Здоровенный толстокожий малый вздрогнул, положил кисть и нагнулся, чтобы поднять картины. Получив наконец возможность вздохнуть поглубже – колотье в груди уже проходило, – Хармен Герритс следил за большим скрюченным телом ван Флита, укутанным в безобразный мешок из-под зерна. Как, однако, осторожны и грубовато нежны толстые руки парня!.. Все три еще необрамленные полотна были портретами: на одном был изображен сам художник, на втором – Нелтье, на третьем – он, Хармен, в виде старика-воина с пером на шляпе и тяжелой цепью на груди.
– Извини, – сказал он сыну, отказываясь от своего решения молчать. – Можно взглянуть?
И когда ван Флит разложил картины у его ног, Хармен почувствовал, что, разрезав семейный каравай на неравные доли, он по крайней мере не совершил бесцельной несправедливости. В его собственном грубом и обветренном лице, лежавшем у его ног, в покрытых сетью тонких морщин щеках Нелтье, в ее запавшем рте и маленьких всевидящих глазах, в суровых мужицких чертах его сына было нечто благородное, нечто такое, что доподлинно существовало, и все тут.

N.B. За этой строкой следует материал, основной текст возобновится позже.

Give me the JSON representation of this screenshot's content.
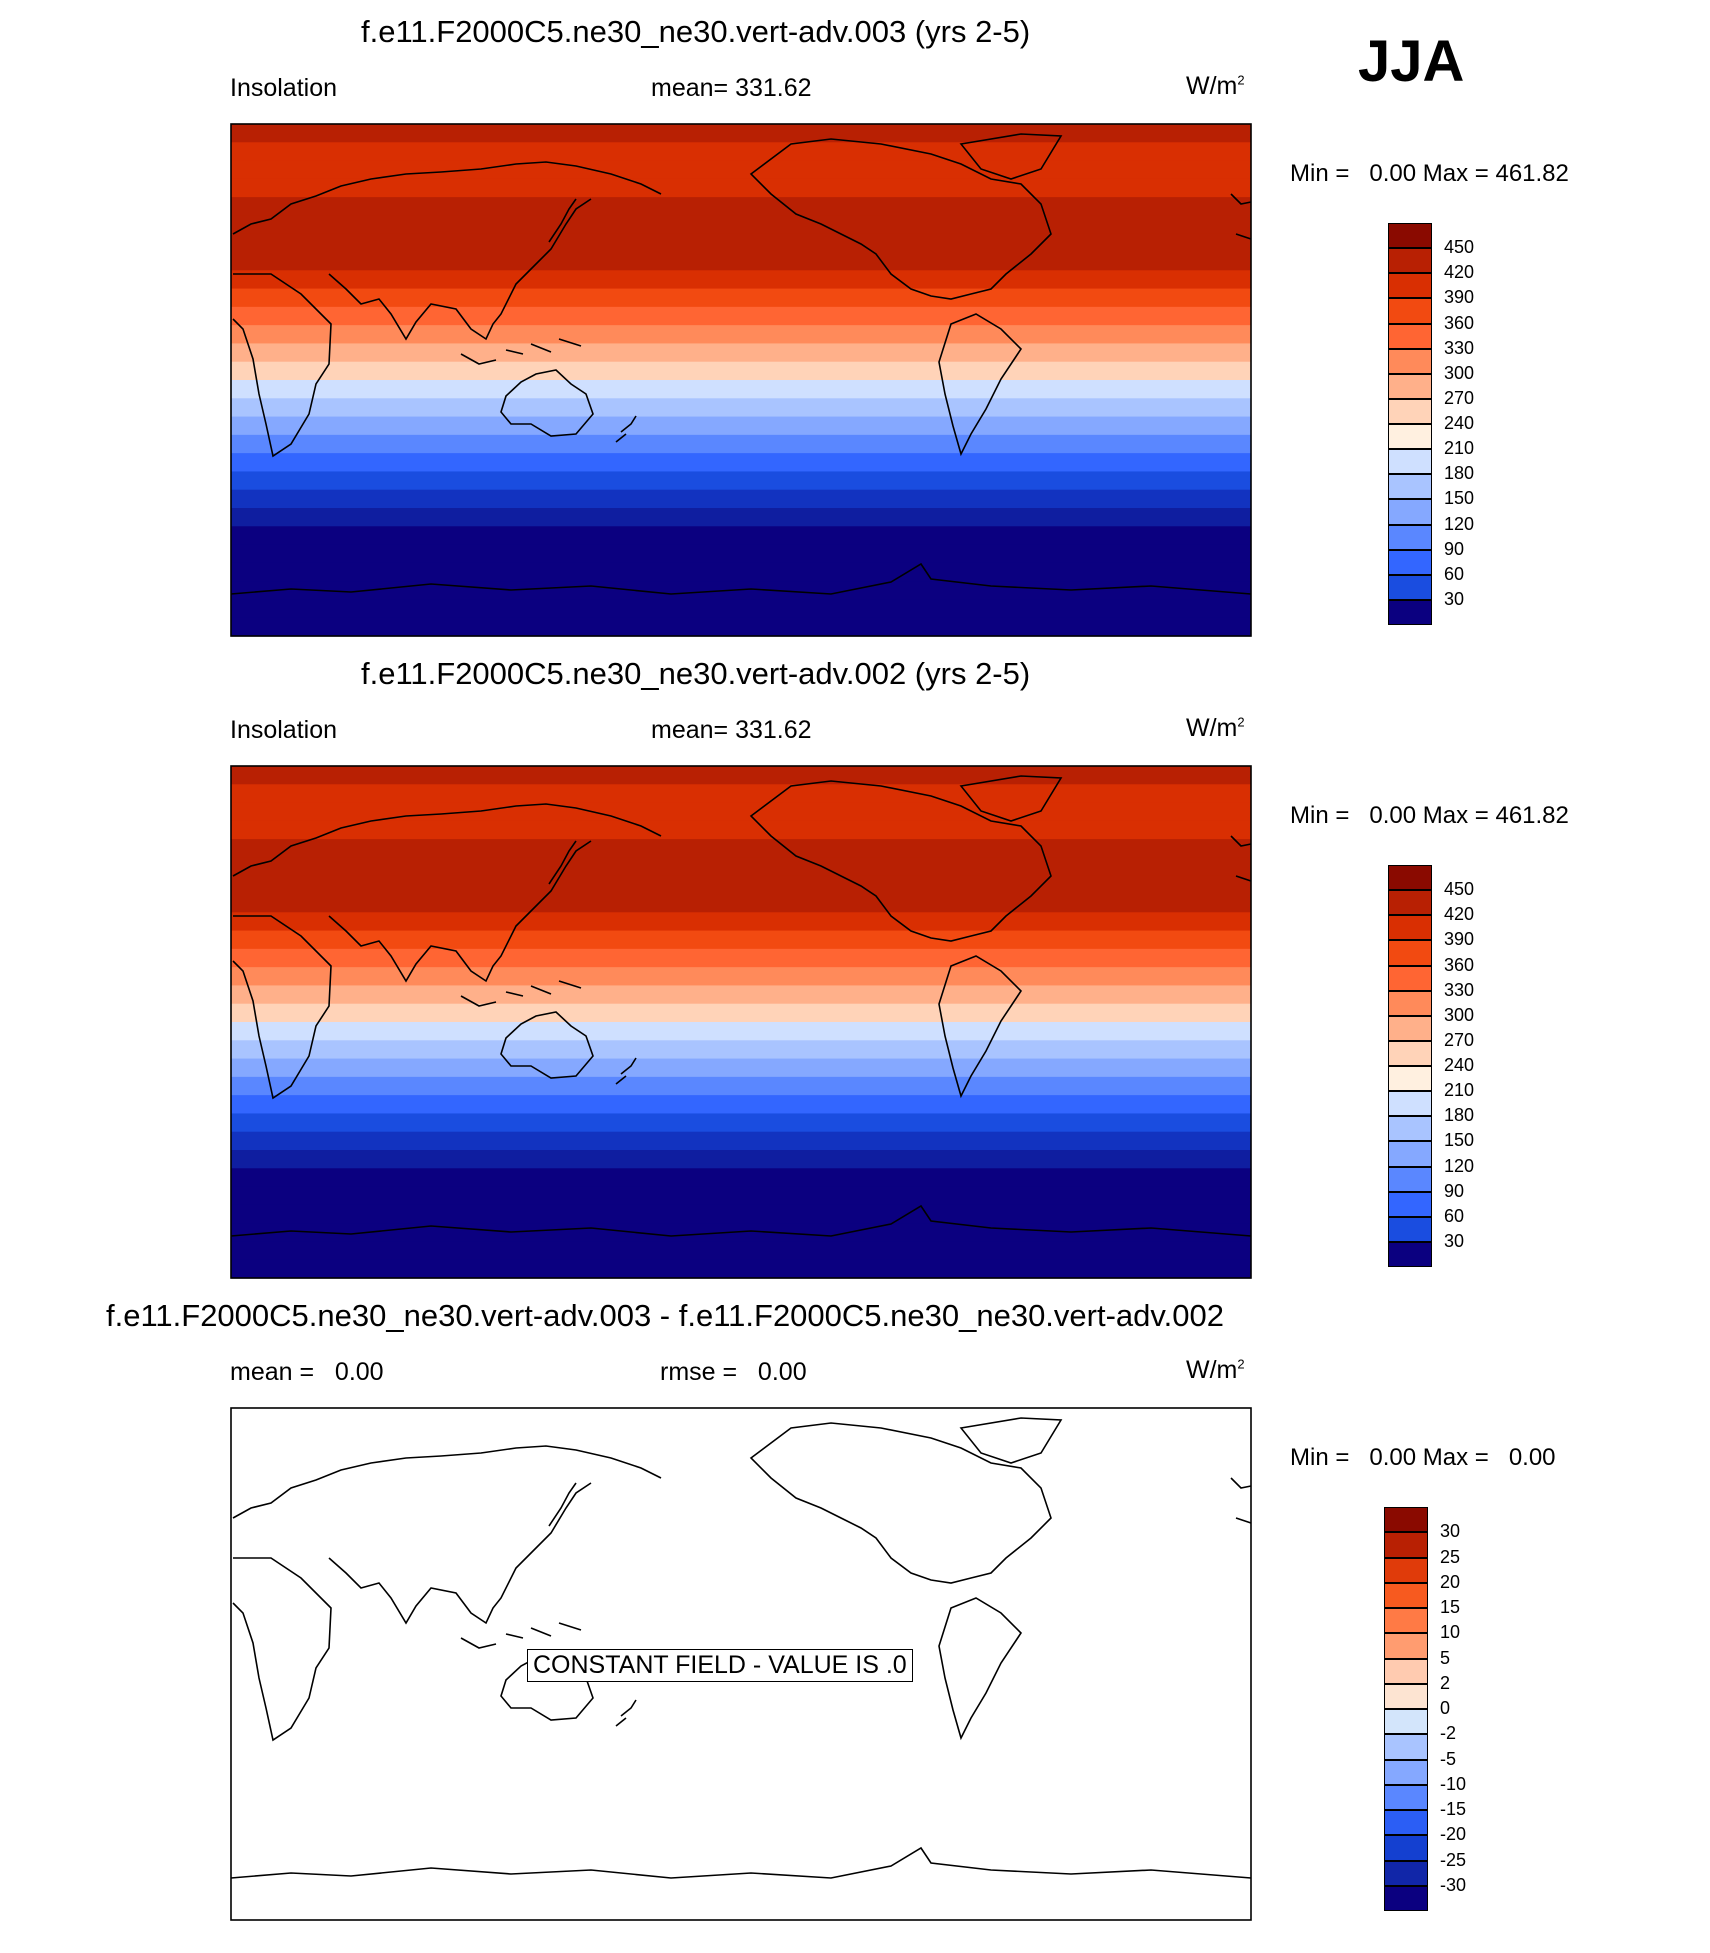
{
  "season": "JJA",
  "colorbar_colors": {
    "full": [
      "#0b0080",
      "#0f1ea0",
      "#1233c0",
      "#1a4de0",
      "#3366ff",
      "#5a87ff",
      "#85a8ff",
      "#a9c4ff",
      "#cfe0ff",
      "#fff0e0",
      "#ffd3b8",
      "#ffb08a",
      "#ff8a5a",
      "#ff6533",
      "#f24a11",
      "#d92f02",
      "#b82003",
      "#8a0a00"
    ],
    "diff": [
      "#0b0080",
      "#1126a8",
      "#1440d0",
      "#2b5ef5",
      "#5a87ff",
      "#85a8ff",
      "#a9c4ff",
      "#d3e5fb",
      "#ffffff",
      "#fde4d2",
      "#ffcbb0",
      "#ff9c70",
      "#ff7a45",
      "#f75a1f",
      "#e03b0a",
      "#b82003",
      "#8a0a00"
    ]
  },
  "chart_data": [
    {
      "type": "heatmap",
      "title": "f.e11.F2000C5.ne30_ne30.vert-adv.003 (yrs 2-5)",
      "variable": "Insolation",
      "stat_label": "mean= 331.62",
      "mean": 331.62,
      "units": "W/m",
      "units_sup": "2",
      "min_label": "Min =",
      "min": "0.00",
      "max_label": "Max =",
      "max": "461.82",
      "colorbar_levels": [
        "450",
        "420",
        "390",
        "360",
        "330",
        "300",
        "270",
        "240",
        "210",
        "180",
        "150",
        "120",
        "90",
        "60",
        "30"
      ],
      "band_values_north_to_south": [
        460,
        440,
        440,
        440,
        462,
        462,
        462,
        462,
        420,
        390,
        360,
        330,
        300,
        270,
        240,
        210,
        180,
        150,
        120,
        90,
        60,
        30,
        0,
        0,
        0,
        0,
        0,
        0
      ]
    },
    {
      "type": "heatmap",
      "title": "f.e11.F2000C5.ne30_ne30.vert-adv.002 (yrs 2-5)",
      "variable": "Insolation",
      "stat_label": "mean= 331.62",
      "mean": 331.62,
      "units": "W/m",
      "units_sup": "2",
      "min_label": "Min =",
      "min": "0.00",
      "max_label": "Max =",
      "max": "461.82",
      "colorbar_levels": [
        "450",
        "420",
        "390",
        "360",
        "330",
        "300",
        "270",
        "240",
        "210",
        "180",
        "150",
        "120",
        "90",
        "60",
        "30"
      ],
      "band_values_north_to_south": [
        460,
        440,
        440,
        440,
        462,
        462,
        462,
        462,
        420,
        390,
        360,
        330,
        300,
        270,
        240,
        210,
        180,
        150,
        120,
        90,
        60,
        30,
        0,
        0,
        0,
        0,
        0,
        0
      ]
    },
    {
      "type": "heatmap",
      "title": "f.e11.F2000C5.ne30_ne30.vert-adv.003 - f.e11.F2000C5.ne30_ne30.vert-adv.002",
      "stat_label": "mean =   0.00",
      "rmse_label": "rmse =   0.00",
      "mean": 0.0,
      "rmse": 0.0,
      "units": "W/m",
      "units_sup": "2",
      "min_label": "Min =",
      "min": "0.00",
      "max_label": "Max =",
      "max": "0.00",
      "colorbar_levels": [
        "30",
        "25",
        "20",
        "15",
        "10",
        "5",
        "2",
        "0",
        "-2",
        "-5",
        "-10",
        "-15",
        "-20",
        "-25",
        "-30"
      ],
      "annotation": "CONSTANT FIELD - VALUE IS .0"
    }
  ]
}
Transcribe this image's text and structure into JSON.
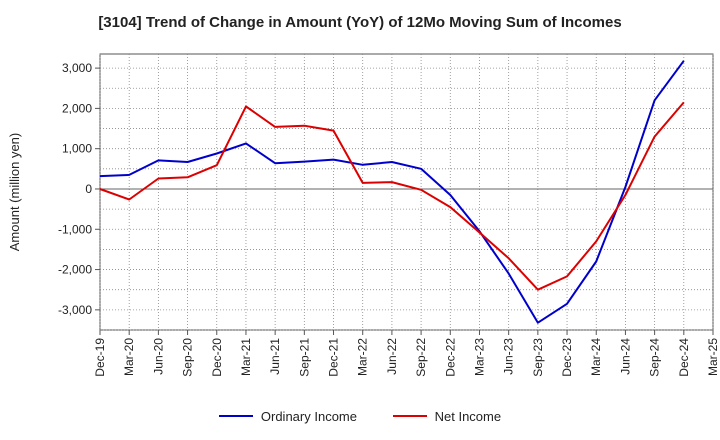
{
  "chart_data": {
    "type": "line",
    "title": "[3104]  Trend of Change in Amount (YoY) of 12Mo Moving Sum of Incomes",
    "xlabel": "",
    "ylabel": "Amount (million yen)",
    "ylim": [
      -3500,
      3350
    ],
    "yticks": [
      3000,
      2000,
      1000,
      0,
      -1000,
      -2000,
      -3000
    ],
    "ytick_labels": [
      "3,000",
      "2,000",
      "1,000",
      "0",
      "-1,000",
      "-2,000",
      "-3,000"
    ],
    "categories": [
      "Dec-19",
      "Mar-20",
      "Jun-20",
      "Sep-20",
      "Dec-20",
      "Mar-21",
      "Jun-21",
      "Sep-21",
      "Dec-21",
      "Mar-22",
      "Jun-22",
      "Sep-22",
      "Dec-22",
      "Mar-23",
      "Jun-23",
      "Sep-23",
      "Dec-23",
      "Mar-24",
      "Jun-24",
      "Sep-24",
      "Dec-24",
      "Mar-25"
    ],
    "series": [
      {
        "name": "Ordinary Income",
        "color": "#0000cc",
        "values": [
          320,
          350,
          710,
          670,
          880,
          1130,
          640,
          680,
          730,
          600,
          670,
          500,
          -150,
          -1050,
          -2100,
          -3320,
          -2850,
          -1800,
          50,
          2200,
          3180,
          null
        ]
      },
      {
        "name": "Net Income",
        "color": "#dd0000",
        "values": [
          0,
          -260,
          260,
          290,
          590,
          2050,
          1540,
          1570,
          1450,
          150,
          170,
          -20,
          -450,
          -1080,
          -1720,
          -2500,
          -2170,
          -1300,
          -150,
          1300,
          2150,
          null
        ]
      }
    ],
    "grid": true,
    "legend_position": "bottom-center"
  }
}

– Прости, Рембрандт, – сказал он. – Но я посмотрел портреты и хочу спросить: ты, надеюсь, покажешь их его милости Хейгенсу?
– Но это же не картины, отец. Это только этюды.
В жестком голосе сына звучало раздражение: он был раздражен тем, что ему помешали, раздражен отцовским вопросом, раздражен невежеством тех, кто, ничего не смысля в искусстве, позволяет себе делать нелепые предположения.
– И все-таки, на мой взгляд, они хороши, очень хороши – по крайней мере в своем роде.
– Да что они дались тебе, отец? Здесь валяется самое меньшее штук двадцать таких же.
Двадцать таких же? Хармен вспомнил, как они с Нелтье позировали, – он был в тюрбане, жена сидела над Библией, а Рембрандт стоял перед зеркалом, пробуя различные выражения лица, – и подумал, что сын наверняка сказал правду. Если эти пять лет принесли двадцать таких портретов, где душа проступает сквозь плоть, а сама плоть написана во всей ее красоте и уродстве, то можно ли считать, что урожай погиб на корню?
– Да, поразмыслив, я вижу теперь, что сделал ты немало. Мне, во всяком случае, эти портреты нравятся, и, по-моему, ты должен показать хотя бы некоторые из них, – заключил Хармен и встал, собираясь уйти.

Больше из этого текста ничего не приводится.